Caro Didinho:
Bem Haja ao Dr. Amine Saad, pela frontalidade com que se propõe, sem subterfúgios nem delongas bajulantes, trazer à normalidade legal a vida de todos quantos vivam na Guiné-Bissau, nomeadamente, acabando com prisões arbitrárias, combatendo e acabando com a corrupção e, combatendo e acabando com o TRÁFICO DE DROGAS NO APARELHO DO ESTADO!
Assim queira o poder político, e tal será mais fácil do que possa eventualmente parecer, senão vejamos:
Em uma sociedade em quase todo mundo conhece (ou diz conhecer) a vida de todo mundo, bastara aliar a efectiva vontade política à manifesta e reiterada oferta de ajuda humana e logística, dos variados organismos e instituições internacionais, especializados no combate ao narco-tráfico, e todos os impecilhos, serão removidos com muito maior facilidade.
Pena que, a manifesta vontade política, não traduza a seriedade merecida, não passando assim de mera retórica discursiva, justificadora de ao final, se servirem alguns canapés entre uma rodada e outra do mais caro champanhe francês!
Se assim não fosse, não escutariamos o empossador rogar ao empossado, que faça o que ele como Supremo Magistrado, não teve a caragem de fazer, no âmbito de suas atribuições constitucionais, quanto mais não fosse, para que servisse ao menos de exemplar medida moralizadora, enquanto Comandante-em-Chefe das Forças Armadas, a determinação da imediata entrega ao Ministério Público de toda e qualquer documentação em poder dos militares e atinente aos inquéritos presumidamente por eles instaurados na sequência dos assassinatos de seus anteriores Chefe do Estado Maior e Comandante-em-Chefe, e à Justiça, os responsaveis intelectuais e materiais pela prática dos actos.

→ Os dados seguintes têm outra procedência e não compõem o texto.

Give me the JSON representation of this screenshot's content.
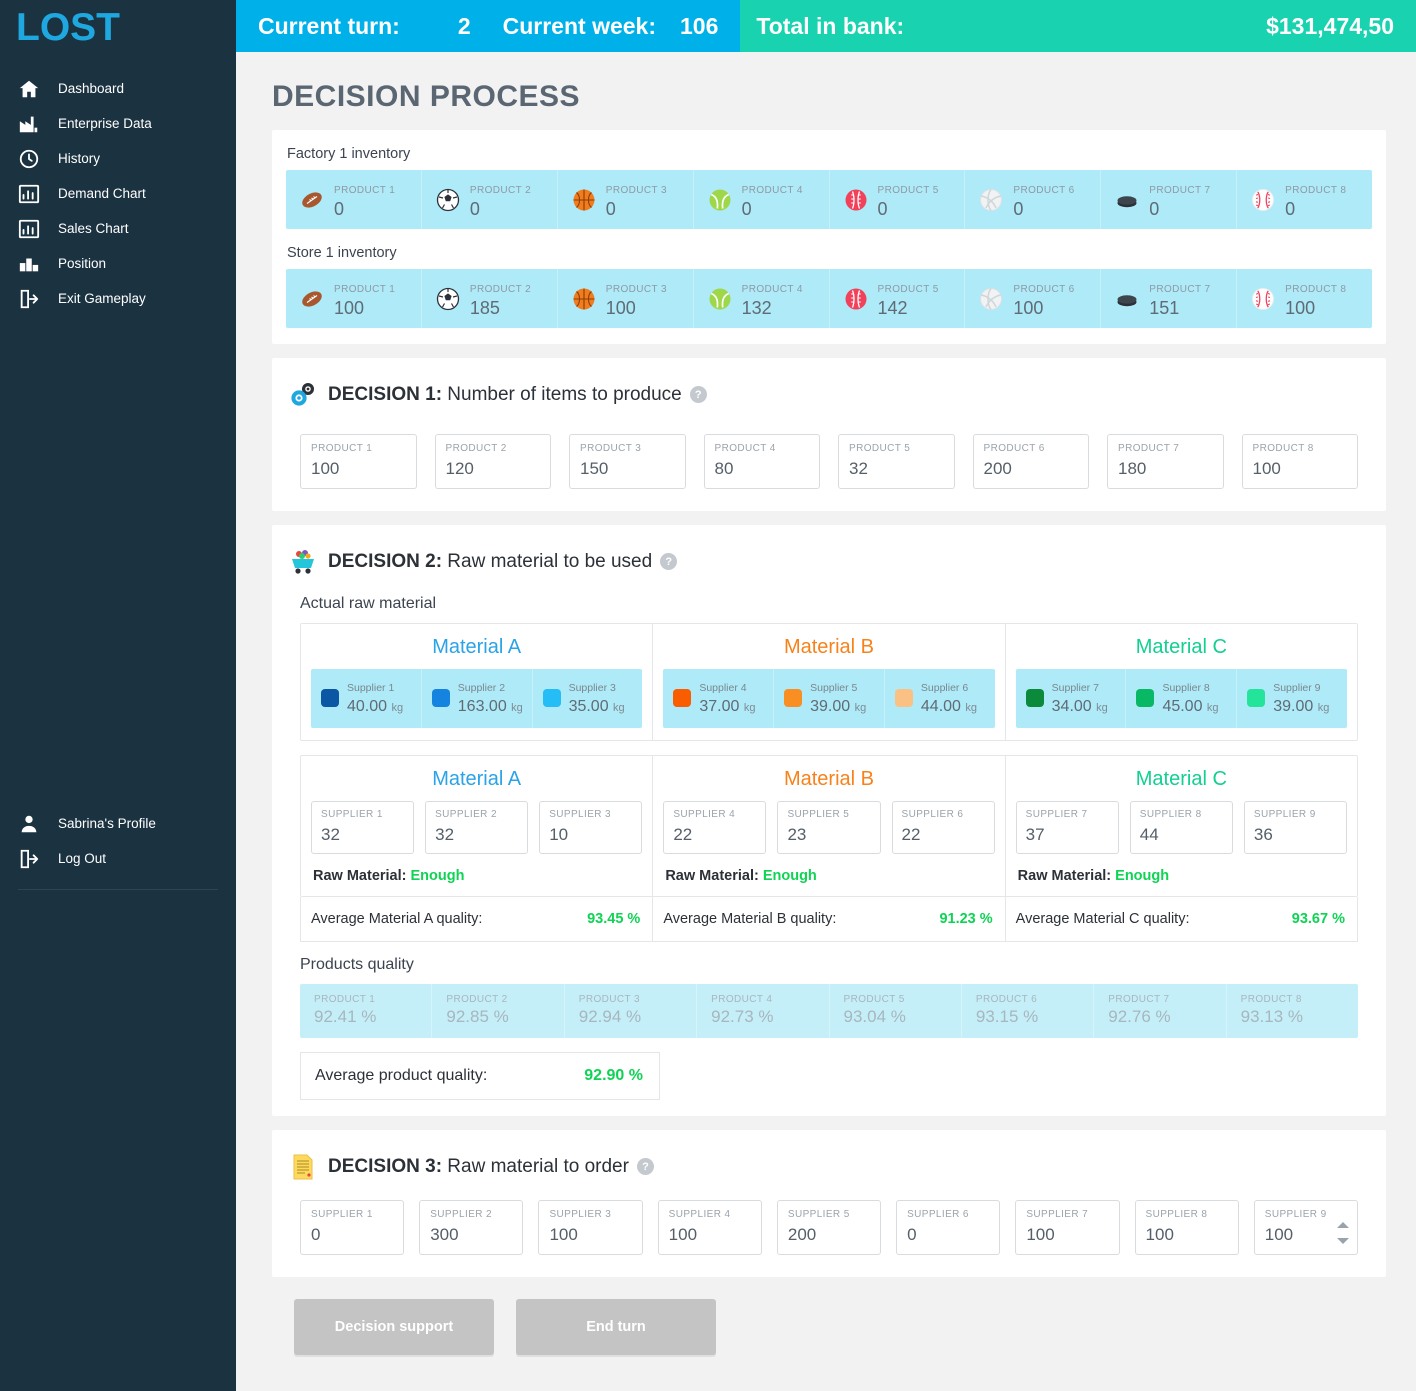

Se assim não fosse, teria S.Exa o sr. Presidente da República, tido a coragem de reservar para sí, a prorrogativa constitucional de exclusividade de competência para a nomeação da chefia do Estado Maior das Forças Armadas e respectivos ramos, Exército, Marinha e Força Aérea, ao invés de covardemente, haver prestado vassalagem, com a aceitação do statuos quo, de um comando que, sequer foi nomeado interinamente, por um presidente interino, aliás, ao que se sabe, sequer os seus oficiais superiores (dos ramos a que pertencem) os indicaram, ao que se sabe, um se constituiu em porta-voz e o outro, após partícipe ativo de ação sanguinária, se fez presente, como seu fiel escudeiro, para daí, conluidos, usurparem a hierarquia castrense e tomarem de assalto a chefia do estado maior, trazendo instabilidade a instituição militar e medo a sociedade civil.
O Sr. Presidente da República, como cientista político que diz ser, sabe ou deveria saber, que zelar (como prometeu) para que a justiça seja efectivamente e sempre administrada em nome e no interesse do povo, tem que se ser ético, e ser ético, começa, ou deveria começar, pelo combate e não pela indicação, nomeação ou confirmação para a ocupação de cargos públicos (quaisquer que seja o nível de responsabilidade da função a exercer) e muito menos para o orgão que por excelência defende ou deveria defender a soberania pátria, de individuos com apetência para a prática rebiditiva.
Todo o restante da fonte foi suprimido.